Josef Mysliveček, un jeune compositeur tchèque bourré de talent, ne réussit pas à percer en Italie à la fin du XVIIIème siècle. Pour vivre, il donne des cours de musique dans la Venise des Doges. Une de ses élèves veut le convaincre de l’épouser pour éviter le mariage que son père veut lui faire contracter avec un vieux barbon borgne et manque de se tuer quand Mysliveček se refuse à elle. Le musicien, surnommé « Il Boemo », du nom de la région de Tchéquie dont il est originaire, quitte Venise pour Naples où il retrouve la diva Caterina Gabrielli. Il compose pour elle et partage le lit de cette grande séductrice. S’il croise le jeune Mozart à Bologne en 1770 – lequel reconnaîtra plus tard sa dette envers lui – Mysliveček meurt dans la misère à Rome en 1781 rongé par la syphilis.
Je ne connaissais pas Josef Mysliveček et la joyeuse bande d’amis mélomanes avec laquelle je suis allé voir ce film dimanche dernier en avant-première non plus, à une rare et admirable exception près. Tous en sont sortis enthousiastes et ont essayé de me convaincre de lui attribuer trois étoiles durant le joyeux dîner que nous avons partagé ensemble.

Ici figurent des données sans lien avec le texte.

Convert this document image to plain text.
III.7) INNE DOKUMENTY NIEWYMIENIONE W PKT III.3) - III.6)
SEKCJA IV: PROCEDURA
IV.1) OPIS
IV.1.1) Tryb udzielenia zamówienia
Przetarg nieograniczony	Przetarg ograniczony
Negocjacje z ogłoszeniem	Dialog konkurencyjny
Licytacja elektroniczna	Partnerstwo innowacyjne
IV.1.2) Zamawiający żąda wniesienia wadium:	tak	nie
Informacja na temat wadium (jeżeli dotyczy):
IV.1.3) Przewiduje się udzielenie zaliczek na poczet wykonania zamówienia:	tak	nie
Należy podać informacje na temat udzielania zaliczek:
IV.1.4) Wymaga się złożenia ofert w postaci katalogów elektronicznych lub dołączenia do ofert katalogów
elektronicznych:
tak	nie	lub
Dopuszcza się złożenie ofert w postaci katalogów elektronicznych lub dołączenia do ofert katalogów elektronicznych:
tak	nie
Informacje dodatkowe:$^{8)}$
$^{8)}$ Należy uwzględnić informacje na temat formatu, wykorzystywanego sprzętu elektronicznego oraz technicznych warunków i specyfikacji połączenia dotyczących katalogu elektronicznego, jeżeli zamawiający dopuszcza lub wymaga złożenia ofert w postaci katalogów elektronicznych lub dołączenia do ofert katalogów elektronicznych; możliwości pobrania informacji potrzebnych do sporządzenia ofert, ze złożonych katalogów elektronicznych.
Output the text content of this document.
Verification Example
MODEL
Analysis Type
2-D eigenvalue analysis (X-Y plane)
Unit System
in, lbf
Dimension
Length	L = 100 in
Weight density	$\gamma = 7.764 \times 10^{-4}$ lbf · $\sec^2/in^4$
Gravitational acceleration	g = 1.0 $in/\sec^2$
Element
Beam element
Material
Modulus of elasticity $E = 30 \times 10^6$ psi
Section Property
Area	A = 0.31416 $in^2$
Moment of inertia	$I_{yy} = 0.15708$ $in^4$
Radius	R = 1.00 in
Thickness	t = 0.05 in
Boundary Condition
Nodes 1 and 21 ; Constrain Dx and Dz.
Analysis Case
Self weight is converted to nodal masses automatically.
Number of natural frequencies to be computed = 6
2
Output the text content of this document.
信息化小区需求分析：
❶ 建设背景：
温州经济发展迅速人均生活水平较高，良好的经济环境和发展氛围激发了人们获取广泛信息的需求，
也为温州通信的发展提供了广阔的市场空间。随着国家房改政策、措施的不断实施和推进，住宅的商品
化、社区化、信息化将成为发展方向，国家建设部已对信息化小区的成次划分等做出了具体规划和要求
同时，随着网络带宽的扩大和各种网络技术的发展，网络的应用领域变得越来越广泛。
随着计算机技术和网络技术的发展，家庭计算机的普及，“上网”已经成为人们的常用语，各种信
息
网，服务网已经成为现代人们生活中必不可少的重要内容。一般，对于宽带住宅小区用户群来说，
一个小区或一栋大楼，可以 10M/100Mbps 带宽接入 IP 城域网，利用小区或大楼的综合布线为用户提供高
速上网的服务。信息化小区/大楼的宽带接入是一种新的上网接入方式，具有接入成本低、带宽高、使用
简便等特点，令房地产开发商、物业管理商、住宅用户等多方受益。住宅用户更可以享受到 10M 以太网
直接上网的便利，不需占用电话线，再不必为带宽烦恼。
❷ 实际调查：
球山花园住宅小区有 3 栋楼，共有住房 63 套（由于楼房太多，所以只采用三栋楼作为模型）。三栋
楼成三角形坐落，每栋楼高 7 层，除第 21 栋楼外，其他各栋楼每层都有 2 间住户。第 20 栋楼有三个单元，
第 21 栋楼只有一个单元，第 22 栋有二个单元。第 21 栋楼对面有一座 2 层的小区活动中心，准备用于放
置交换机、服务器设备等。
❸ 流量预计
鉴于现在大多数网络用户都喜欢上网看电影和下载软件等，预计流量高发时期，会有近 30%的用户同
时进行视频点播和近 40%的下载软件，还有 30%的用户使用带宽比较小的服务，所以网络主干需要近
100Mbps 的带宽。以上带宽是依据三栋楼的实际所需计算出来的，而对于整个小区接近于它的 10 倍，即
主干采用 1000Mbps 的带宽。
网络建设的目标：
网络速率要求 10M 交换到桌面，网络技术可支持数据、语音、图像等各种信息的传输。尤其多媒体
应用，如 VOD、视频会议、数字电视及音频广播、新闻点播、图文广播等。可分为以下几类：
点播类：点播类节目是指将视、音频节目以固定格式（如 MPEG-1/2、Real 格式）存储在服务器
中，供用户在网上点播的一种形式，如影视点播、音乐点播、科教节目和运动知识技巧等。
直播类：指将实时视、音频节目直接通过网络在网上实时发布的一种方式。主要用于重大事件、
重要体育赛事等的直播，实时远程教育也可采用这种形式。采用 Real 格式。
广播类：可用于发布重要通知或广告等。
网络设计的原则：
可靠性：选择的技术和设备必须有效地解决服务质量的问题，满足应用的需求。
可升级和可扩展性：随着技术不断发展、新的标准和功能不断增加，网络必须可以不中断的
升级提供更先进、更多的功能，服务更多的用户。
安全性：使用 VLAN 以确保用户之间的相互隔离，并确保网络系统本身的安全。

Mais, têtu comme un âne, je ne lui en concède que deux – et encore, j’ai bien failli me limiter à une seule.
J’ai trouvé bien des défauts à ce long film italo-tchéco-slovaque (couvert de prix aux derniers Český lev, l’équivalent tchèque des César) tourné, certes en italien dans d’improbables palais bohémiens ou moraves, avec des acteurs inconnus doublés par quelques grandes voix du répertoire baroque (l’incontournable Philippe Jaroussky et la soprano slovaque Simona Šaturová).
Le premier est d’avoir voulu mettre la lumière sur ce musicien tombé dans l’oubli. Les plus férus de musique baroque s’insurgeront peut-être devant ce béotisme revendiqué. Je dois avouer ne pas connaître grand chose à la musique de cette époque. Mais autant celle de l’Amadeus de Forman m’avait emporté – sans parler ici de l’interprétation délirante de Tom Hulce – au point que j’en ai écouté pendant de longues années la cassette audio sur le poste crachotant de ma première voiture, autant celle de ce Boemo m’a laissé de marbre.
Le second est l’ombre portée de l’autre immense chef d’oeuvre dont Il Boemo revendique la filiation : Barry Lyndon. Son héros a les mêmes traits que Ryan O’Neal. Ses costumes sont les mêmes, qui sont ceux de la seconde moitié du XVIIIème siècle que l’on retrouve aussi dans le Casanova de Fellini. Mais c’est peu dire que Petr Vaclav, l’obscur réalisateur de Il Boemo, n’a pas le génie de Stanley Kubrick et que son film n’a pas le charme vénéneux de celui de son illustre prédécesseur.